Most individual differences in temperament observed in infants up to 12 months in age do not endure over time and are not predictive of later behaviour. One temperamental trait that is more lasting, however, is that of inhibition to the unfamiliar. Inhibited children, who account for 10–20 percent of all one-year-old children, tend to be shy, timid, and restrained when encountering unfamiliar people, objects, or situations. As young infants, they show high levels of motor activity and fretfulness in response to stimulation. (They are also likely to be classified as insecurely attached–resistant when observed in the “strange situation.”) By contrast, uninhibited children, who account for about 30 percent of all children, tend to be very sociable, fearless, and emotionally spontaneous in unfamiliar situations. As infants, they display low levels of motor activity and irritability in response to unfamiliar stimuli. Inhibited children have a more reactive sympathetic nervous system than do uninhibited children.

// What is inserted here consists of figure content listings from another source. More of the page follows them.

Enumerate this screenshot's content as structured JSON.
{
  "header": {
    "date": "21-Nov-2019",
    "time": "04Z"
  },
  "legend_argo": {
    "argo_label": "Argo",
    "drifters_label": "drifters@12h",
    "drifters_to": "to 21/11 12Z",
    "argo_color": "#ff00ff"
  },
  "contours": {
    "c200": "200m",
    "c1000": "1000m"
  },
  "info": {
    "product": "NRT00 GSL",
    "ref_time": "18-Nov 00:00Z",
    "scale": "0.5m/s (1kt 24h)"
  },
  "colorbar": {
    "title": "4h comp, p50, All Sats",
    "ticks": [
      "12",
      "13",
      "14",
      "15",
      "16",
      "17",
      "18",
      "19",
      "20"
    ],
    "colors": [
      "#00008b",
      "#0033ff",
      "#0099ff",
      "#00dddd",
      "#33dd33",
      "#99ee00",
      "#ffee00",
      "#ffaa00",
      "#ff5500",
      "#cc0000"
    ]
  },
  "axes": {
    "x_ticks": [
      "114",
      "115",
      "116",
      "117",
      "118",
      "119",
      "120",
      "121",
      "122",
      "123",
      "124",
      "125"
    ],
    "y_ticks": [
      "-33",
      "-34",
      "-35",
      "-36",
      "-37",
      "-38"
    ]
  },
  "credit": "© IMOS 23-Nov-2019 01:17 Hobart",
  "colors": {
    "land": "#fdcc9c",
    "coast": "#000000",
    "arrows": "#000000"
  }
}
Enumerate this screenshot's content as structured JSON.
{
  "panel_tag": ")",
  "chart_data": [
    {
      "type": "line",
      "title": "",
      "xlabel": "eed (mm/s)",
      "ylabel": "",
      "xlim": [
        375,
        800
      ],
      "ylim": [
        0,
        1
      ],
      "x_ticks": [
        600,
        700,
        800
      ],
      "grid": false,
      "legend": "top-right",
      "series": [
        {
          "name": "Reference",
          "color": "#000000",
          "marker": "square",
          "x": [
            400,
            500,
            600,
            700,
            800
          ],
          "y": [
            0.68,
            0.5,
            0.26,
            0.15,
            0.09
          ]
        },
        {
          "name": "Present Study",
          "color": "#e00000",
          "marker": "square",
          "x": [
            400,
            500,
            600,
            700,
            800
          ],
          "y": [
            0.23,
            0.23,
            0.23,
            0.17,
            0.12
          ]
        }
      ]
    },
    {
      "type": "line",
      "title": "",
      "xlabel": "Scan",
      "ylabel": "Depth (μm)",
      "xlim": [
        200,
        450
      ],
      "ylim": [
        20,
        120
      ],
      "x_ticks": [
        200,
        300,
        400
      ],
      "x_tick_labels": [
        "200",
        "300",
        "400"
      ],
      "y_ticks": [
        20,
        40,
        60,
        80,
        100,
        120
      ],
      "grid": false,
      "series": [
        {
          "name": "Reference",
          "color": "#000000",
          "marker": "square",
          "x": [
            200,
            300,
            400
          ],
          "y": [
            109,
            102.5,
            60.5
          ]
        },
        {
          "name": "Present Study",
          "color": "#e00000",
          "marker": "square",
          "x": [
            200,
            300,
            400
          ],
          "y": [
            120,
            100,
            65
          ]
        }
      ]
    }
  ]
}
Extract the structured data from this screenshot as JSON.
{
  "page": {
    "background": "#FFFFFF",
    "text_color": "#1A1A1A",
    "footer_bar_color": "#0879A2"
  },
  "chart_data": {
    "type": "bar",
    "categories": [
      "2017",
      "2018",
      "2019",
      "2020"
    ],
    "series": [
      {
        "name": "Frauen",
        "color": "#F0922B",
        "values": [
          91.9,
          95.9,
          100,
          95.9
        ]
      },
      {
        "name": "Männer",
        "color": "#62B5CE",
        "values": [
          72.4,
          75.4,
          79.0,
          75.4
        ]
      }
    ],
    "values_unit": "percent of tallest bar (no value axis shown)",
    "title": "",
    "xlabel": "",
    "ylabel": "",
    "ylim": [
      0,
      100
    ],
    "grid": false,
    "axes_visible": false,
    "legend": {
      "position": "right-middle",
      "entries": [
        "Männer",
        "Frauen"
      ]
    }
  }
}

Inhibited children show larger increases in heart rate in response to challenges and larger increases in diastolic blood pressure when they change from a sitting to a standing posture. In addition, inhibited children show greater activation of the frontal cortex on the right side of the brain, while uninhibited children show greater activation of the frontal cortex on the left side.
These two temperament profiles are moderately stable from the second to the eighth year; studies reveal that about one-half of those children classed as inhibited at age two are still shy, introverted, and emotionally restrained at age eight, while about three-quarters of those children classed as uninhibited have remained outgoing, sociable, and emotionally spontaneous.